Cuando Eleanor se ganó el Roosevelt
Cómo se puede soportar que tu amado y admirado marido te sea infiel con tu secretaria
Uno de los atributos más loados de Eleanor fue su capacidad de compasión y su alma empática
Cómo se forja el carácter de una mujer considerada la política más influyente de la historia moderna de los Estados Unidos cuando se ha vivido una infancia manchada por el desdén materno al no haber heredado ni la belleza y la armonía victorianas. Cómo se revierte la adversidad con un sentimiento de amor universal: “Quiero a todo el mundo y todo el mundo me quiere” le decía a su padre, Elliott Roosevelt, con cuatro años y una excepcional confianza en sí misma. También podríamos interrogarnos acerca de cómo se llega a aceptar que tu padre es un alcohólico, que aquel que cazaba tigres y la hacía volar entre almohadas, el padre idealizado, el único que le llamaba “guapa”, pasaba días y noches lejos de casa. Cómo se puede crecer, huérfana a los ocho años, con familiares que te llaman patito feo, y llegar a convertirse en “la energía pública n.º 1”. Aún hay más: cómo se puede soportar que tu amado y admirado marido, primo lejano, Franklin D. Roosevelt, te sea infiel con tu secretaria y descubrirlo gracias a un fajo de cartas de amor deshaciendo su equipaje, como hacían entonces todas esposas.
Los “cómo” abundan en la biografía Eleanor Roosevelt.

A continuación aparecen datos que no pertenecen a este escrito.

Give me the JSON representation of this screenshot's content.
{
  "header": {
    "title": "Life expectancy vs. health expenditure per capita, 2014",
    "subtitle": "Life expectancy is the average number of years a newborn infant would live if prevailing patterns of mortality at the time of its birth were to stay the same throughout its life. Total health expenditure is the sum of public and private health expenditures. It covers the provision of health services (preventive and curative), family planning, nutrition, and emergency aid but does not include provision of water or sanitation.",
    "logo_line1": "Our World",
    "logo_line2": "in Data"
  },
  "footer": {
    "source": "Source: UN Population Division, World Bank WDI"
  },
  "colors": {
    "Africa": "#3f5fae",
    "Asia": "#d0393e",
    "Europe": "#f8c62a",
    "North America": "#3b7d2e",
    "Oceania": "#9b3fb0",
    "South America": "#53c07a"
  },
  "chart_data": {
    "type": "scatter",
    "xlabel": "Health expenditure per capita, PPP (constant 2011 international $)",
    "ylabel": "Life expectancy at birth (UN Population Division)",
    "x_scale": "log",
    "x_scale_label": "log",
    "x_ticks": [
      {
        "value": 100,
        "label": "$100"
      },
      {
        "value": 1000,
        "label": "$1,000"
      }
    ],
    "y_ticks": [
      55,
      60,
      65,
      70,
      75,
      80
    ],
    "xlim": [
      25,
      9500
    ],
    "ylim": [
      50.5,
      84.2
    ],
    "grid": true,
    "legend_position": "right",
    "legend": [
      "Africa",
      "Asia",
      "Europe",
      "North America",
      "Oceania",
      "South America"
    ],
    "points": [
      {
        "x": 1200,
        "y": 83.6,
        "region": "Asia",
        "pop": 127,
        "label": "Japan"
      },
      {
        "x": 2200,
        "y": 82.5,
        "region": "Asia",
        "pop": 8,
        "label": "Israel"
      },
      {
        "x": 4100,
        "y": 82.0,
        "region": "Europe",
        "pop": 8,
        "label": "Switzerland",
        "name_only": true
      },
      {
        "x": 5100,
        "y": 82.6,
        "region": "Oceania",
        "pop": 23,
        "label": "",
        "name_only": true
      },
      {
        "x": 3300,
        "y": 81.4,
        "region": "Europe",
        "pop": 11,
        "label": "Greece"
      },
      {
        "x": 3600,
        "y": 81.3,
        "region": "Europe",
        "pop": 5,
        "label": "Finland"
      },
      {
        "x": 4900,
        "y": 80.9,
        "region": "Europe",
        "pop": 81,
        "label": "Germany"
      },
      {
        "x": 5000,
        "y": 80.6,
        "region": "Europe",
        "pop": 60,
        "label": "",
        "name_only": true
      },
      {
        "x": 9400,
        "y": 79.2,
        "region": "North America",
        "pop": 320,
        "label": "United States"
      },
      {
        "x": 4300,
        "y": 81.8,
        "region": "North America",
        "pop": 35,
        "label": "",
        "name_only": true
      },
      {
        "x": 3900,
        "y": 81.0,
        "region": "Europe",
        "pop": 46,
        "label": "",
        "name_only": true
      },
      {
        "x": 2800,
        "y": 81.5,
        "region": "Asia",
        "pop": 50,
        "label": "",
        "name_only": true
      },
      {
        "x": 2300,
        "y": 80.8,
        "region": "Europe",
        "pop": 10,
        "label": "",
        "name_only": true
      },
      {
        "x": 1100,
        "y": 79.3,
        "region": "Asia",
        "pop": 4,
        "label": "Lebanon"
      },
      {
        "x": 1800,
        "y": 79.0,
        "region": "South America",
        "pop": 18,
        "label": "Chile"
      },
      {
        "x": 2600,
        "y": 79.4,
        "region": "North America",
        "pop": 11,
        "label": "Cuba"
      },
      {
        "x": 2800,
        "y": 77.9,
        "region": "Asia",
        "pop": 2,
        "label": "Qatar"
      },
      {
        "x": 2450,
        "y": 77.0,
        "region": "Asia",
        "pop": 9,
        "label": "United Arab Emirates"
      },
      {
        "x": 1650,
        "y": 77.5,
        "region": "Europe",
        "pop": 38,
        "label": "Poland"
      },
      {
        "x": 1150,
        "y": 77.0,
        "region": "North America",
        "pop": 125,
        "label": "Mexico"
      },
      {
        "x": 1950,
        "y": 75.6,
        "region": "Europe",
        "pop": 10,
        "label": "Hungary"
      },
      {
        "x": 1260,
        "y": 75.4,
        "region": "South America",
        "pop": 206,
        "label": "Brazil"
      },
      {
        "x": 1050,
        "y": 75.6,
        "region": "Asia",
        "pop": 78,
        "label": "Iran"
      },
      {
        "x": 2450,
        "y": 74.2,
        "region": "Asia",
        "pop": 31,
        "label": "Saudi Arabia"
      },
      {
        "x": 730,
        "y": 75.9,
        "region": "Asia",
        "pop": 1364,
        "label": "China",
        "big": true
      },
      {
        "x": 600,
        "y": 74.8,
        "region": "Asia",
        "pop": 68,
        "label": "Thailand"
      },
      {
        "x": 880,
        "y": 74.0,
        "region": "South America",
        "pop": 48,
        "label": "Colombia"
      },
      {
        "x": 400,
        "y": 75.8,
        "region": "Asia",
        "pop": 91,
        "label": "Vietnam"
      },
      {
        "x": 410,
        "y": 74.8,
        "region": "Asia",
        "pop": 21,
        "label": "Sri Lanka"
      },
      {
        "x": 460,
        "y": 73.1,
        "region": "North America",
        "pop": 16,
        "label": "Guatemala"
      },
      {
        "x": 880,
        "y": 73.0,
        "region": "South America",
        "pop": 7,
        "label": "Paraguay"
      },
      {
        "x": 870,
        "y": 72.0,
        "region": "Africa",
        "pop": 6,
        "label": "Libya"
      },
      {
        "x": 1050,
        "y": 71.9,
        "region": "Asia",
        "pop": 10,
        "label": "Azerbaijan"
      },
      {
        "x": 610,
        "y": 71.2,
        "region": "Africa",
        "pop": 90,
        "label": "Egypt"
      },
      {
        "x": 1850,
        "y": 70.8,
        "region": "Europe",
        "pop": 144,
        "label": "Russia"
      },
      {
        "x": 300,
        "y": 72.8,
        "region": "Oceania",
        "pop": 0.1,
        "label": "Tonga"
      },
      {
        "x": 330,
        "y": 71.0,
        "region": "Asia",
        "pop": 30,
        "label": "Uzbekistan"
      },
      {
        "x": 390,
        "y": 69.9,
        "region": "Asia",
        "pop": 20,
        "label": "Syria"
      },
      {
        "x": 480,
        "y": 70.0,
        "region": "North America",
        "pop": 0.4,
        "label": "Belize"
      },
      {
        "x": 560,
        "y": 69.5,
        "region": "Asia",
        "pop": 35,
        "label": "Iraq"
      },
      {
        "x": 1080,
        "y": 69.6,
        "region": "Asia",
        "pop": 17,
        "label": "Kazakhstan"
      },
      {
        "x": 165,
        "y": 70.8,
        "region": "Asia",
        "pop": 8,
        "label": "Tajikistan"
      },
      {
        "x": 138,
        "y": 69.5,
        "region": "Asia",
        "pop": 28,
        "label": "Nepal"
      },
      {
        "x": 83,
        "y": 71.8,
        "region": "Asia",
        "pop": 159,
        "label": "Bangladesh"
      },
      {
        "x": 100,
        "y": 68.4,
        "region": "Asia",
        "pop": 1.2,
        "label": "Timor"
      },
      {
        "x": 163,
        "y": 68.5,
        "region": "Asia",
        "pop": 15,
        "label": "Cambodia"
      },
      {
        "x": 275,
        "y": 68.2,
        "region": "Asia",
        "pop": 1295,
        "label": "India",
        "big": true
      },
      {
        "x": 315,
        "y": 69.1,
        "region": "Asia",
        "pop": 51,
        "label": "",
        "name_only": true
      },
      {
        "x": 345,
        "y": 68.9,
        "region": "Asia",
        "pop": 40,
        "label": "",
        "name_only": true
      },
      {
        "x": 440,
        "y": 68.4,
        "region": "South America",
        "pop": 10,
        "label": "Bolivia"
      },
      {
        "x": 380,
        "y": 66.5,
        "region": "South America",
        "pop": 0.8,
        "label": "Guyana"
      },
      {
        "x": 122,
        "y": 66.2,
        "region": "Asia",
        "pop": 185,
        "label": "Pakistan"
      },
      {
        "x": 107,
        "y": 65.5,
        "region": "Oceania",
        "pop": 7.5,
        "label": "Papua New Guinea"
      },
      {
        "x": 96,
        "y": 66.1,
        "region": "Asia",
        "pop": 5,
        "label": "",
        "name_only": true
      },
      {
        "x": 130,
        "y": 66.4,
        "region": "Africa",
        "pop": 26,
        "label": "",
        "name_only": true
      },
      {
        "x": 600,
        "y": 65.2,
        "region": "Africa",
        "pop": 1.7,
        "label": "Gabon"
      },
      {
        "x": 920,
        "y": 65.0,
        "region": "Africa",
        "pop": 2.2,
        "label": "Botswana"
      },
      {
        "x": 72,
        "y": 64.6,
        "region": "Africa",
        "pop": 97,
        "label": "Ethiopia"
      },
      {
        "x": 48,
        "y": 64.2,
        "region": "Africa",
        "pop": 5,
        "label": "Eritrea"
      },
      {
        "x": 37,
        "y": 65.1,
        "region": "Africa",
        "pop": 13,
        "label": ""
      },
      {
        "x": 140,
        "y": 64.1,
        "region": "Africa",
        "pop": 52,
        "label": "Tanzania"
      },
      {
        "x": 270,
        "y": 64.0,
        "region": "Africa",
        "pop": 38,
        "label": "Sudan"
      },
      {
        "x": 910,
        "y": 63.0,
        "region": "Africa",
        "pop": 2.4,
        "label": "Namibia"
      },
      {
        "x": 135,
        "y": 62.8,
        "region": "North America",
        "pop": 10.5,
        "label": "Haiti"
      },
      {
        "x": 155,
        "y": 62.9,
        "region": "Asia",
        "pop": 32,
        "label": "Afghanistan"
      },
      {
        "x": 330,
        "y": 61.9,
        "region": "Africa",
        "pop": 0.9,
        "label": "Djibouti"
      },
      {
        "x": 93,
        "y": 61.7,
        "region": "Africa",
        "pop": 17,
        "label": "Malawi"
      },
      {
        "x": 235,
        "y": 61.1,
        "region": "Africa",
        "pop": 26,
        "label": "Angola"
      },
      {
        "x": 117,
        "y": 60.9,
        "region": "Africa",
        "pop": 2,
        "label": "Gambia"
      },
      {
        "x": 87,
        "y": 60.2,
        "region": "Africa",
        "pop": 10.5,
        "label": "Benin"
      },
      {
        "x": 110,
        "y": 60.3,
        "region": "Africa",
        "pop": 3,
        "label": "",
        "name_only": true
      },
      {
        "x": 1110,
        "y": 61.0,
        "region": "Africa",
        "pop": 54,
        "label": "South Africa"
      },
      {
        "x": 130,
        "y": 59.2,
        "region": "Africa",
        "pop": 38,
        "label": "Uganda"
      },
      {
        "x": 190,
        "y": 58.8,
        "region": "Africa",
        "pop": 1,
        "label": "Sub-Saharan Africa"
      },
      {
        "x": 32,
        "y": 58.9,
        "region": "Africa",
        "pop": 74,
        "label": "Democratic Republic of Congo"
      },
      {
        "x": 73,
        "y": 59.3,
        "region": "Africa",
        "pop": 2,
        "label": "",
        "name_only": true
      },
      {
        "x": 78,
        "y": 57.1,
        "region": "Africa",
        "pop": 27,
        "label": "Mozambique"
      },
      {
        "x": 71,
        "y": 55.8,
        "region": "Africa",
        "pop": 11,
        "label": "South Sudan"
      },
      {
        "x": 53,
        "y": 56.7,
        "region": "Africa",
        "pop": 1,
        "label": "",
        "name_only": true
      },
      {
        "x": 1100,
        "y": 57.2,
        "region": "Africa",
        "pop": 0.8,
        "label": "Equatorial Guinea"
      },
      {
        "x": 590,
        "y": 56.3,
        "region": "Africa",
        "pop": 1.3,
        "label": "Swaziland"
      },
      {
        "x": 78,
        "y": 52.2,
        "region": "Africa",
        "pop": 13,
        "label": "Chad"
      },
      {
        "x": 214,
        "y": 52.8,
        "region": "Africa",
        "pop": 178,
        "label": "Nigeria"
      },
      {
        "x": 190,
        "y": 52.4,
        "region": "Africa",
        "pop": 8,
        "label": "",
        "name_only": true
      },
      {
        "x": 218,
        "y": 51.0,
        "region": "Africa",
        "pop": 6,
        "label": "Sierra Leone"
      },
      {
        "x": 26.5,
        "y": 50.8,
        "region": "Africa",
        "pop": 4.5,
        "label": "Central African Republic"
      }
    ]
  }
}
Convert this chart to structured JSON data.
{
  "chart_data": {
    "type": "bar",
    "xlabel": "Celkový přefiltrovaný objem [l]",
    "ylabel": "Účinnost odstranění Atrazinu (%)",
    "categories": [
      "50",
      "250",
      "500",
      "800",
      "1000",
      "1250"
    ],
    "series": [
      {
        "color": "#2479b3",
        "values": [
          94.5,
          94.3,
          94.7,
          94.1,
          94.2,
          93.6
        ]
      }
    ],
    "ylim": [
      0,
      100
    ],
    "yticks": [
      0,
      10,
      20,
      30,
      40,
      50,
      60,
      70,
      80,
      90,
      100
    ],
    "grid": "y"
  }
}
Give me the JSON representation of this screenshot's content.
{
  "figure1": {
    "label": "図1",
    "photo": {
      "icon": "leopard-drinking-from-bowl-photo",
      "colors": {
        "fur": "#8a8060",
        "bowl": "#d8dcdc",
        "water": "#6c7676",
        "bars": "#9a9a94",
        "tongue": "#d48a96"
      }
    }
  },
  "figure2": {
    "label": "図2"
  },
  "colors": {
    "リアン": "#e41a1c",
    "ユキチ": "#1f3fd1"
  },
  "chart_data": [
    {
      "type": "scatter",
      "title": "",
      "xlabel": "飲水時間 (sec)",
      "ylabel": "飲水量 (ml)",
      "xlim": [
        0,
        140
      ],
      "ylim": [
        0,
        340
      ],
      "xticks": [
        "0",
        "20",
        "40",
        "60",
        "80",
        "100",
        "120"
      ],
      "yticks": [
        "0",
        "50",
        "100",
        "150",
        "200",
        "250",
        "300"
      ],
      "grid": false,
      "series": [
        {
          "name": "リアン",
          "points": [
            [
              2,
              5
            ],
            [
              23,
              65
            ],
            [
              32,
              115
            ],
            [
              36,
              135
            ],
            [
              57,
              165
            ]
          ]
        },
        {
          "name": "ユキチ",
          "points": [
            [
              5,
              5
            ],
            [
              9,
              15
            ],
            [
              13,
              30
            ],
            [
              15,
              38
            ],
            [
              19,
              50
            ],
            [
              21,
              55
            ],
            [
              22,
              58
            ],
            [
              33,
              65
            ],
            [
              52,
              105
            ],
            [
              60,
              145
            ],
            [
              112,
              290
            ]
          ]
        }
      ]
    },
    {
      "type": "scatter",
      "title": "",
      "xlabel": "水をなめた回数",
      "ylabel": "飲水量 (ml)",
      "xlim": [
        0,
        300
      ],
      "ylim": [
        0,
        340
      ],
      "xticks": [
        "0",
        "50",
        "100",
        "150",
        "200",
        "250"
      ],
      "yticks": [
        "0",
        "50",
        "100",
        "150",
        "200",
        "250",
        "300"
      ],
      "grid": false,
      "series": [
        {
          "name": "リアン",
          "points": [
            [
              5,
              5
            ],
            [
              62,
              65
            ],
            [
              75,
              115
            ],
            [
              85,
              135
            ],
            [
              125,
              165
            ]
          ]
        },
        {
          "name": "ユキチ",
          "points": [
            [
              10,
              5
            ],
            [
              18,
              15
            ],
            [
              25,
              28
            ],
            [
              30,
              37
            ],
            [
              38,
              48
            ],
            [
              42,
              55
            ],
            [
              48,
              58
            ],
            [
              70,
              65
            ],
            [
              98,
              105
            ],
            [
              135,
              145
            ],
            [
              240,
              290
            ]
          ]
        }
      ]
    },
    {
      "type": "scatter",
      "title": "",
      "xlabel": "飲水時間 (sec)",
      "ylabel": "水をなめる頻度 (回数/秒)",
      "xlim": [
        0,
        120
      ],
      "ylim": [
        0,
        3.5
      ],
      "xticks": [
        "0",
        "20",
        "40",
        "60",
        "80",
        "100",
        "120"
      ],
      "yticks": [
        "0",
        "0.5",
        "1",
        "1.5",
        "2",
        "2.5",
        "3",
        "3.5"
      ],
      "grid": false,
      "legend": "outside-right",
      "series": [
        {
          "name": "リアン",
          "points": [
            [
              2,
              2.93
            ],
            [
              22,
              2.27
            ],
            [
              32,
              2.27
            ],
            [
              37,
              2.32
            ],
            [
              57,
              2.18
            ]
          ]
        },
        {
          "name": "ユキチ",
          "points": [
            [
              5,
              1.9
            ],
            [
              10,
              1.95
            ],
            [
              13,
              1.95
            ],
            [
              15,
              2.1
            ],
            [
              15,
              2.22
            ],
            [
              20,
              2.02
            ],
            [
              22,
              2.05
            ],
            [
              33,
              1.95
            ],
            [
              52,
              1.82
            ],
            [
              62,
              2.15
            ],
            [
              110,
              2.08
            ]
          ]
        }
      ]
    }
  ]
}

La feminista que cambió el mundo escrita por J. William T. Youngs y recién editada por Libros de Vanguardia, que ahonda en el perfil humano y el sabor agridulce de una vida azarosa, sin olvidar su papel como principal impulsora de la Declaración Universal de Derechos Humanos de la ONU. El libro subraya el hecho de que una mujer que durante años sólo se recordaba a sí misma pariendo hijos y recuperándose, aunque careciera de instinto para hacer eructar a un bebé, llegó a mover los cimientos de lo establecido y a abanderar las aspiraciones de jornaleros, negros y mujeres en su liberación.
También destaca cómo una mujer que decide dormir separada de su marido cuando nace su sexto hijo, fue tachada de frígida. Y eso que la primera dama vestida con ropas de sufragista, que nunca se ciñó el new look en su cintura, espoleada por unos an- dares caballunos, fue capaz de enamorar al mundo en general y a la periodista Lorena Hickok, en particular, a quien le escribió cartas derretidas y con quien trazó soberbias estrategias mediáticas.
La figura de Missus, “mi doña”, como la llamaba el presidente, es tan enorme como compleja, admirada y vilipendiada, aunque siempre se atuviese con ejempla- ridad a las causas sociales. “La dictadora que asesora a su marido”, “que se dedique a hacer punto para que otras mujeres sigan su ejemplo”, escribían algunos ciudadanos, terriblemente molestos porque les cambiara un mundo antiguo del que se sentían dueños. Qué prodigioso don el de su seguridad, con el que fue capaz de erigirse en encarnación de “la gran amiga de la humanidad”, tendiendo puentes por encima de océanos e ideologías. La muerte del presidente más influyente de Norteamérica, fue para Eleanor también una traición. Después su cuarta victoria presidencial, regresando de reunirse con Churchill y Stalin en Yalta, Franklin sufrió una hemorragia cerebral mientras posaba para un retrato. Era para la hija de Lucy, su amante, y ella estaba a su lado. Habían seguido viéndose a sus espaldas, incluso en la Casa Blanca. Acaso uno de los atributos más loados de Eleanor sea su capacidad de compasión, su alma empática, la respuesta a todos sus cómos. Antes de morir reconoció que también había conquistado su infelicidad. Casi toda su vida durmió sola.